Du coup, sachant tout ça, je trouve particulièrement dur de s’entendre dire au travail « tu n’es pas assez investie. » Au-delà du fait que c’est une forme de management qui ne motive pas franchement les troupes, il faudrait peut-être arrêter d’en demander toujours plus à ses employés. Aujourd’hui être bosseur ne suffit plus, il faut être un performeur. On en vient même à culpabiliser de ne partir « que » 5/10 minutes en retard le soir.

On en parle de tous ces matins où _ pression oblige _ on s’est réveillée à 4h30 en enchaînant sur sa journée sans se plaindre ? De tout ce qu’on a déjà assimilé en très peu de temps sur les subtilités de la société ? Du gâteau d’anniversaire Cars que l’on a foiré alors que la maman de l’autre gosse qui fêtait son anniv à l’école ce jour-là a préparé un truc de fou ? De la fois où l’on a récupéré son enfant en retard à la garderie (tout seul assis sur son petit banc) à cause de ces put*ins d’embouteillages ? Du rendez-vous chez le spécialiste qu’on a mis 6 mois à obtenir et qu’on a annulé au dernier moment parce qu’il est tombé le jour de notre embauche ? De la vie d’enfer que nous mènent les enfants quand on rentre le soir si notre attention n’est pas à 200% tournée vers eux ?

Bien évidemment la personne qui dit ça n’a pas d’enfant. Le quotidien est chronophage, et même quand on décide de laisser ses tracas perso sur le pas de la porte on ne peut pas s’empêcher d’avoir l’esprit encombré par 1001 cases à cocher sur sa to-do-list. J’en viens à penser que c’est une tare, dans le monde l’entreprise, que d’avoir une vie de famille. Résultat des courses les femmes sont surreprésentées dans des postes à temps partiels mal payés et sans responsabilité.

2017, il serait peut-être temps que ça change non ?  
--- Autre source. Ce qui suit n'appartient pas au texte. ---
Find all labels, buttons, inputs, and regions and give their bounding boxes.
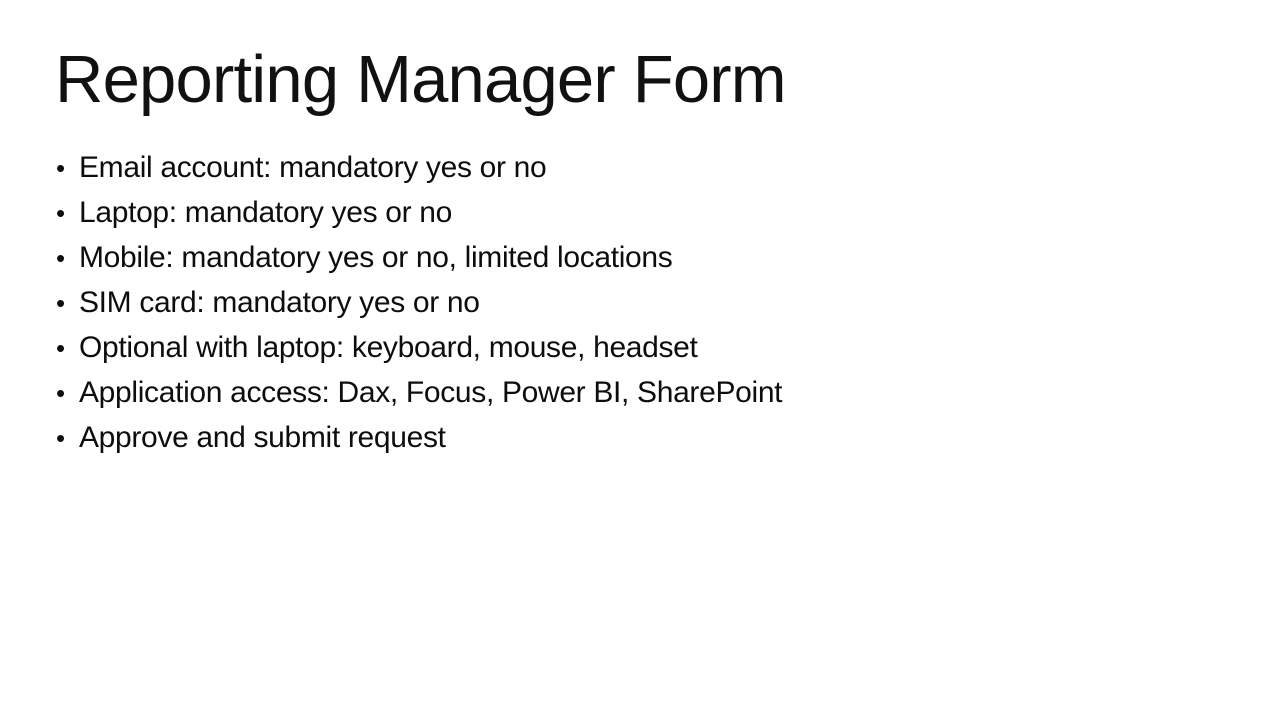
bullet-point-icon: • (56, 191, 79, 236)
list-item-label: Mobile: mandatory yes or no, limited loc… (79, 235, 672, 280)
list-item: • Application access: Dax, Focus, Power … (56, 370, 1236, 415)
page-title: Reporting Manager Form (55, 46, 1225, 114)
list-item-label: Optional with laptop: keyboard, mouse, h… (79, 325, 698, 370)
list-item-label: Application access: Dax, Focus, Power BI… (79, 370, 782, 415)
list-item: • Laptop: mandatory yes or no (56, 190, 1236, 235)
presentation-slide: Reporting Manager Form • Email account: … (0, 0, 1280, 720)
bullet-point-icon: • (56, 371, 79, 416)
bullet-point-icon: • (56, 146, 79, 191)
list-item: • Optional with laptop: keyboard, mouse,… (56, 325, 1236, 370)
list-item-label: Laptop: mandatory yes or no (79, 190, 452, 235)
bullet-point-icon: • (56, 236, 79, 281)
list-item: • Email account: mandatory yes or no (56, 145, 1236, 190)
bullet-list: • Email account: mandatory yes or no • L… (56, 145, 1236, 460)
list-item: • Approve and submit request (56, 415, 1236, 460)
list-item-label: Email account: mandatory yes or no (79, 145, 546, 190)
list-item-label: Approve and submit request (79, 415, 446, 460)
list-item: • Mobile: mandatory yes or no, limited l… (56, 235, 1236, 280)
bullet-point-icon: • (56, 416, 79, 461)
bullet-point-icon: • (56, 326, 79, 371)
list-item-label: SIM card: mandatory yes or no (79, 280, 480, 325)
bullet-point-icon: • (56, 281, 79, 326)
list-item: • SIM card: mandatory yes or no (56, 280, 1236, 325)
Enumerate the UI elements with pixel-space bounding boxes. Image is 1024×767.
Joyeuse contestataire, maman curieuse et connectée, Alex adore farfouiller le web. Bavarde, maladroite, elle aime le rock (NIИ ♥) et les félins.

1 COMMENTAIRE

  1. Les mamans qui travaillent sont des Wonderwomen non reconnues et souvent la critique vient de quelqu’un qui n’a pas le tiers du travail qu’elles ont ! J’ai partagé sur FB ! Bon dimanche Bisous

Envie de réagir ?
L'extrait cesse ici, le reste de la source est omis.